還元剤及びSDSが存在する場合でも、Gタンパク質カップリングレセプターがオリゴマー形成する、例えば二量体化することが知られている (Bouvier, 2001 , Nature Reviews Neuroscience, 2: 274-286)。ゲルに示される上部バンドは、分子量から判断すると、RA1cの二量体及びオリゴマーであるようである(データは示さない)。N末端タンパク質アミノ酸配列決定によって、精製したタンパク質をLE.RA1cと確認した。
クーマシーブルー染色の後のタンパク質バンドの強度から算出すると、1リットルの振とうフラスコ培養物の全細胞抽出物からおよそ10ミリグラムのtrpLE RA1を単離することができた。
【0144】
LE RA1cのトロンビン切断
RA1cポリペプチドを単離するために、トロンビンを1mM 塩化カルシウムとともに、1:1000の希釈で精製されたRA1c溶出液に加えて、トロンビン酵素活性をもたらすめに、室温に終夜置いた。試料を還元して、調製して、SDS-PAGEによって、分析した。結果として生じたクーマシーブルー染色ゲルにより、挿入したトロンビン切断部位で融合タンパク質が良好に切断され、切断型RA1c融合(37kDa)及びフラッグタグを有するtrpLE(10.6kDa)を含む2つのタンパク質バンドが示された(データは示さない)。

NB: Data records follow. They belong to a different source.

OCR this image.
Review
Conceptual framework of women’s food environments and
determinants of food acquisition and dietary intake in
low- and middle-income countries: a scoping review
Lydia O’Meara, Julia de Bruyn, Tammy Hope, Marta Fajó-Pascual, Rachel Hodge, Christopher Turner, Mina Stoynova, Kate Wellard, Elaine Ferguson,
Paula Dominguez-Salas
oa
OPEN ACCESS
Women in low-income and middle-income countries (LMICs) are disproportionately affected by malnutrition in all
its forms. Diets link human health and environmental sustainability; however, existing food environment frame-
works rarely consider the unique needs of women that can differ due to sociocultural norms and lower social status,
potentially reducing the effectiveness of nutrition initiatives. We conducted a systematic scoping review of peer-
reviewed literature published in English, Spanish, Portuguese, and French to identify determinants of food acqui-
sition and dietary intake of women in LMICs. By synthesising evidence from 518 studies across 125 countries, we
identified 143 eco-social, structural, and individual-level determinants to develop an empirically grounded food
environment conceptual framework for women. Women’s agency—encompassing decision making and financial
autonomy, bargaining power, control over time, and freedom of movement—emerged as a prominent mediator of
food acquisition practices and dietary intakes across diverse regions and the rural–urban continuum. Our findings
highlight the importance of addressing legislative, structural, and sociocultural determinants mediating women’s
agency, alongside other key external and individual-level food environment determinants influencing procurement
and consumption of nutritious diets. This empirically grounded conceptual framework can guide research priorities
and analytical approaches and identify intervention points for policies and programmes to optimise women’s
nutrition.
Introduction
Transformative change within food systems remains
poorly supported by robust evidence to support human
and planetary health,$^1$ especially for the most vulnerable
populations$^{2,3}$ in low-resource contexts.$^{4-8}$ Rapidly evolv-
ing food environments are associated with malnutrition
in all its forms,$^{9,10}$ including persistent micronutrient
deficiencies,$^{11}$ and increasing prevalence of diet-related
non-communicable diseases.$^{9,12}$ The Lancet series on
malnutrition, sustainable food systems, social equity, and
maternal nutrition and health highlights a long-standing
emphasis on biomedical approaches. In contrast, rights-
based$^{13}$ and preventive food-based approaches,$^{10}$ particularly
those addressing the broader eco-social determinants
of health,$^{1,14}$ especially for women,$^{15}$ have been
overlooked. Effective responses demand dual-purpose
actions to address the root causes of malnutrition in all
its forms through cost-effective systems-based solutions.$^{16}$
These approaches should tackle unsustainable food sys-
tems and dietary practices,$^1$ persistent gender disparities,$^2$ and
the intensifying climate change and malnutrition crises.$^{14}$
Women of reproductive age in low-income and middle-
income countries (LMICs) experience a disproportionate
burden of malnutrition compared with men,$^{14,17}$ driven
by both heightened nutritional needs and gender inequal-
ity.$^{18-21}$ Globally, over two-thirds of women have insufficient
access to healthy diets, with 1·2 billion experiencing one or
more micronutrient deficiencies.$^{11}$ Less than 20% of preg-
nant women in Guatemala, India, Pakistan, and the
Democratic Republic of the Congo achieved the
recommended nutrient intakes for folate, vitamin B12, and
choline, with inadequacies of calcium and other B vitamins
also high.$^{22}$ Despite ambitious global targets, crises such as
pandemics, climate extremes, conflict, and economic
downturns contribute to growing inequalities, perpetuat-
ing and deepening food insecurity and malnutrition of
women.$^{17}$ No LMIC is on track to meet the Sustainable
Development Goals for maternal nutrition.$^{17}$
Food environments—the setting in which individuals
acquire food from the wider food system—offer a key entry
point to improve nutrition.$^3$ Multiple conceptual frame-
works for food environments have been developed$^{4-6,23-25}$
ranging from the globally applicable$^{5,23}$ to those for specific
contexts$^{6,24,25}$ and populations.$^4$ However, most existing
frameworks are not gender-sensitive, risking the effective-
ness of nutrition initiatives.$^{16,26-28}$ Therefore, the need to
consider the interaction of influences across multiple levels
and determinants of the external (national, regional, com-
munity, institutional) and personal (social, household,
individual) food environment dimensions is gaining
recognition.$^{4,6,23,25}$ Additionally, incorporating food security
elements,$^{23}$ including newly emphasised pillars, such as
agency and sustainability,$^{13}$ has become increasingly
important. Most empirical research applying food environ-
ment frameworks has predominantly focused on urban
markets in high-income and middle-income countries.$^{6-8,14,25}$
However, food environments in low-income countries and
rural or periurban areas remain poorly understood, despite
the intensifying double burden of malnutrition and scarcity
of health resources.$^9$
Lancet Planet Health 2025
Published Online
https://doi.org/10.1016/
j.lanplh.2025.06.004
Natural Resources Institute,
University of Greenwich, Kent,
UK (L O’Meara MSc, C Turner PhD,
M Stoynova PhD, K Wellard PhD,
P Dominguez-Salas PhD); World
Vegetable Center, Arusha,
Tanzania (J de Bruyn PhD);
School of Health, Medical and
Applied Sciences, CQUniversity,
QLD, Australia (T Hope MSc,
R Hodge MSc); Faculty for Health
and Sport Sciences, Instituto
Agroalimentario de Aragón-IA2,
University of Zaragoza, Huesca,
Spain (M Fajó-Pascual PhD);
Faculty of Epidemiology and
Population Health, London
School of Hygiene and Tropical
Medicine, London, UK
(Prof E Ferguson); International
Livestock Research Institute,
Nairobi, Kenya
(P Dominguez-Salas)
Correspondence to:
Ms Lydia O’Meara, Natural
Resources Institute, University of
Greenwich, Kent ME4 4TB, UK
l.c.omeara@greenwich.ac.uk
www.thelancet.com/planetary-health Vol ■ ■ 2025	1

切断されたポリペプチドバンドの相同性は、N末端配列決定によって、確認した。
【0145】
実施例9
trpLEリーダーによるGPR73の発現増加
LEヒトGプロテインカップリングレセプター73(hGPR73)のクローニング及び発現
ヒトGプロテインカップリングレセプター73(GPR73)をコードするDNAを、標準的な分子生物学的技術(Ausubel 等 (eds.), 2003, Current Protocols in Molecular Biology, 4 VoIs., John Wiley & Sons)を用いて、β-ラクタマーゼ遺伝子及び3つの稀な大腸菌コドン(argU、glyT及びpro2)のtRNA遺伝子を含有するpBR322由来のプラスミド内にサブクローニングした。図25に示すように、trpLEリーダーの後にフラッグタグ(DYKDDDDK, 配列番号32)を付加し、トロンビン認識部位(ThrX) (LVPRGS, 配列番号31)をGPR73のN末端に付加して、高い翻訳開始、検出及び切断のそれぞれを確認した。オクタ-Hisタグ(配列番号8)をC末端に付加して、発現したタンパク質の検出と精製を促した。結果として生じたプラスミドをpLEfR InFcHrTと称した。実施例8に記載のように、遺伝子転写はtphacプロモーターの制御下とし、リン酸の制限と、およそ2〜3OD600の細胞密度で1mM IPTGを添加することによって、発現を誘導した。飽和したLBカルベニシリン培養物を、C. R. A. P.リン酸制限培地にて希釈した(Simmons 等, 2002, J. Immunol. Methods, 263: 133-147)。次いで、培養物をIPTG添加後6時間、30℃で生育した。
【0146】
発現分析のために、1OD600-mL試料の還元した全細胞溶解物を実施例7に記載のように調整した。5μLのSDS誘導試料を10ウェルの1.0 mm NOVEX 16% トリス-グリシン SDS-PAGEに流し、およそ120ボルトで約1.5時間電気泳動した。ウェスタンブロット分析のために、結果として生じたゲルを、1×トランスファバッファ(Invitrogen, CA)、0.01% SDS、5% メタノール中でニトロセルロースメンブラン(NOVEX)上に電気的にブロットした。次いで、1×NET(150 mM NaCl, 5 mM EDTA, 50mM Tris, pH 7.4, 0.05% Triton X-100)と0.5% ゼラチン溶液を用いて、振とう器上でおよそ30分〜1時間かけて室温でメンブランをブロックした。ブロッキング工程後、抗Hisウェスタンブロット分析のために、メンブランを、1×NET、0.5% ゼラチン、抗His抗体(Roche Diagnosticsの抗his6ペルオキシダーゼコンジュゲートマウスモノクローナル抗体)を含む溶液に置いた。抗His抗体を1:5000に希釈して、メンブランを1×NETにて10分間、最低3回洗浄して、TBS(20 mM Tris pH 7.5, 500 mM NaCl)にて15分間、1回洗浄した。抗His抗体に結合したタンパク質バンドを、Amersham Pharmacia Biotech ECL検出機を用いて、メンブランをX線フィルムに曝して可視化した。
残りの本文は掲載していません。